Complex life on Earth is older than we think
A chance encounter in remote Australia and years of detailed analysis pushed back evidence of the beginning of complex life on the planet by 750 million years. Understand everything here!
Dr. Erica Barlow, a geobiologist at the University of New South Wales (UNSW), discovered a new way to understand how life formed on the planet, analysing a rock she had placed on her desk. Barlow found this rock during a study trip in the Western Australian outback a decade ago.
He studied stromatolites as part of his undergraduate research project and spent his days in the Pilbara mapping the area and analysing the rock structures. Barlow was returning to the campsite when a small, shiny black rock reflecting the sunlight caught his attention. It stood out in the red landscape, so he picked it up as a souvenir of his trip.
The "pet rock" sat on Barlow's desk at the Australian Astrobiology Center for several months while she worked on her stromatolite project. Her supervisor at UNSW, Associate Professor Martin Van Kranendonk, saw the rock—known as black chert—and encouraged her to look for microfossils inside. What Erica saw shook her. Most microfossils are shaped like long filaments, but this fossil was round.

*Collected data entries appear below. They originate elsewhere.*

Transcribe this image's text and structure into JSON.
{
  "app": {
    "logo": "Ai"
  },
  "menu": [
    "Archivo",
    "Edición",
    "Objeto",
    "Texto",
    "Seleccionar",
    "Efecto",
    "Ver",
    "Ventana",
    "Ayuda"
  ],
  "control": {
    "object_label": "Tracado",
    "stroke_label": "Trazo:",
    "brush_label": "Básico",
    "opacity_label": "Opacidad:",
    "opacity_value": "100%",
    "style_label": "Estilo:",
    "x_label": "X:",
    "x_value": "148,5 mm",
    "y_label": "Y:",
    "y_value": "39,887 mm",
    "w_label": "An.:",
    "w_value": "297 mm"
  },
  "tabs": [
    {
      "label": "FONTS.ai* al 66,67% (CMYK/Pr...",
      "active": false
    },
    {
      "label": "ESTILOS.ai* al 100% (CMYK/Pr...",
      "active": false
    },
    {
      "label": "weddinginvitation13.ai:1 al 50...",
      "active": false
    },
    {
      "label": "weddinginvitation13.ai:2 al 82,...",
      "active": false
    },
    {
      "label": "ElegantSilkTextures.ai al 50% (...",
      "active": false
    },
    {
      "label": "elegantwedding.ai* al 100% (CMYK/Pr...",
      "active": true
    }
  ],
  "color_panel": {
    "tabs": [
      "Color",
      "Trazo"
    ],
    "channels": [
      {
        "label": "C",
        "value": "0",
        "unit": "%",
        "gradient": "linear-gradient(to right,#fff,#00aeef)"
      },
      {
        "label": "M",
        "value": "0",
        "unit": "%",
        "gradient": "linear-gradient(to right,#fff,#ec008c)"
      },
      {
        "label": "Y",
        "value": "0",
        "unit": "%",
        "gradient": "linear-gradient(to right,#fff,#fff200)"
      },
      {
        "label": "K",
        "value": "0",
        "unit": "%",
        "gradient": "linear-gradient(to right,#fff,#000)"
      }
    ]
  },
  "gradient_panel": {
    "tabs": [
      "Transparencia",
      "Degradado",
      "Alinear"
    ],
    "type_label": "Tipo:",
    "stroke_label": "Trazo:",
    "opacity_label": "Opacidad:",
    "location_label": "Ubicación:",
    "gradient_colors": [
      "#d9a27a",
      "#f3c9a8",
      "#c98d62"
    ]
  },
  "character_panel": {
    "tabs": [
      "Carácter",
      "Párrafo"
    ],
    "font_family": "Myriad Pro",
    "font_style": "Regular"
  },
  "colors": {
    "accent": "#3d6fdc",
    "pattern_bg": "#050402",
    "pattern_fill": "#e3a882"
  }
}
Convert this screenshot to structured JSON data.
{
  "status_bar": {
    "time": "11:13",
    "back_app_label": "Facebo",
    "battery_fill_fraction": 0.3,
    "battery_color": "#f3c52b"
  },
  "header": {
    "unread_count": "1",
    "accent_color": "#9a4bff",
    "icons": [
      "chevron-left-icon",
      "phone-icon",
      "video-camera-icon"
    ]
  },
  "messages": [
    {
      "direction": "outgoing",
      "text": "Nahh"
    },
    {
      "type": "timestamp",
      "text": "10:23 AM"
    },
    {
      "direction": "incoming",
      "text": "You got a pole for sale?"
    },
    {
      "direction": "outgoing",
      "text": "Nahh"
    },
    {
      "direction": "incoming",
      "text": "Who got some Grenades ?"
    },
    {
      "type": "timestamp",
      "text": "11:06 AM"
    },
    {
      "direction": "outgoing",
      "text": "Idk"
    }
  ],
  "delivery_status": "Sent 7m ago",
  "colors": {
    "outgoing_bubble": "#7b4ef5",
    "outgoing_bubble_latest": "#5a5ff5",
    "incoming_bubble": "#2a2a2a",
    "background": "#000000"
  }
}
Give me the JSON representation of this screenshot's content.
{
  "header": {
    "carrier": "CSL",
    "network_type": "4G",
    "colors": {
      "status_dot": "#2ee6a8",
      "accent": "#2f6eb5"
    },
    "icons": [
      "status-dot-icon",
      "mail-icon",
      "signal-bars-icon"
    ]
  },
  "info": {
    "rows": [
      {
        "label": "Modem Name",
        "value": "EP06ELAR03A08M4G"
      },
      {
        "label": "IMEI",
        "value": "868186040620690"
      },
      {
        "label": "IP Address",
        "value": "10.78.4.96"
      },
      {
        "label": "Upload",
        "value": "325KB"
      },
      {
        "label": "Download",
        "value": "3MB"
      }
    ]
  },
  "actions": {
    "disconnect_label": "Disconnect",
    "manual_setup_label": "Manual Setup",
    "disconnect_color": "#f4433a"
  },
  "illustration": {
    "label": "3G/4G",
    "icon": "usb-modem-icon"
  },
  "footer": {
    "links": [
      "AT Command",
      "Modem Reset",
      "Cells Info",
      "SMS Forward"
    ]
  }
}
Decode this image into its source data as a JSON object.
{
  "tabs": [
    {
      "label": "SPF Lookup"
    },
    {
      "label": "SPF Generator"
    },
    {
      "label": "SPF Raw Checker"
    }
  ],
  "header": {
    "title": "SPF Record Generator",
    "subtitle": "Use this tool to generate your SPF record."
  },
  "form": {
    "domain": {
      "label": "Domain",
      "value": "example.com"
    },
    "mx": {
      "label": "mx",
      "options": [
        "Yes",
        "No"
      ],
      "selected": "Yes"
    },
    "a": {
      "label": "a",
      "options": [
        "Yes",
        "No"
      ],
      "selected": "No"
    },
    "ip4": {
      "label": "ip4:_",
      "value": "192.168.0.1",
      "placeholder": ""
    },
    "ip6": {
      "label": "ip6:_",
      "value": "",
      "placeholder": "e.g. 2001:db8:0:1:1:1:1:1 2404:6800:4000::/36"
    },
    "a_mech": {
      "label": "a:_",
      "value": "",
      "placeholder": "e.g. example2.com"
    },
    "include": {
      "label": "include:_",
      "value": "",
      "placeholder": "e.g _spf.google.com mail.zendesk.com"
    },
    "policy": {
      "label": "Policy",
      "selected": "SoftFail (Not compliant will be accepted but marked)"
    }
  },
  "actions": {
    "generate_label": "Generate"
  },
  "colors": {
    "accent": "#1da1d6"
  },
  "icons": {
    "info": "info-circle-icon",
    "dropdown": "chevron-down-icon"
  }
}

The Great Oxidation Event and the development of life on Earth
Independent dating of the rock layers surrounding the encrusted black chert suggests the microfossils are about 2.4 billion years old. This age estimate coincides with the "Great Oxidation Event": a volatile turning point in Earth's history when oxygen levels at the planet's surface rose dramatically and irreversibly.
Barlow says the sharp and unique increase in oxygen has been theoretically linked to the development of all complex life on Earth, but there was nothing in the fossil record to demonstrate this theory - until now. The only known life that existed before the Great Oxidation Event was "prokaryotic": simple, single-celled, nucleusless organisms, such as bacteria. However, the comparatively complex shape and large size of the fossil that Dr. Barlow found suggests that its life form may have been an early step toward a "eukaryotic": that is, a complex, generally multicellular life form. , which has a nucleus.
This event is sometimes referred to as the "Oxygen Catastrophe" - catastrophic for many life forms at the time, which needed low-oxygen environments to survive. If future research confirms this theory, this fossil would be the oldest known evidence of complex life on Earth - but it could be some time before the technology is at a stage where this can be assessed.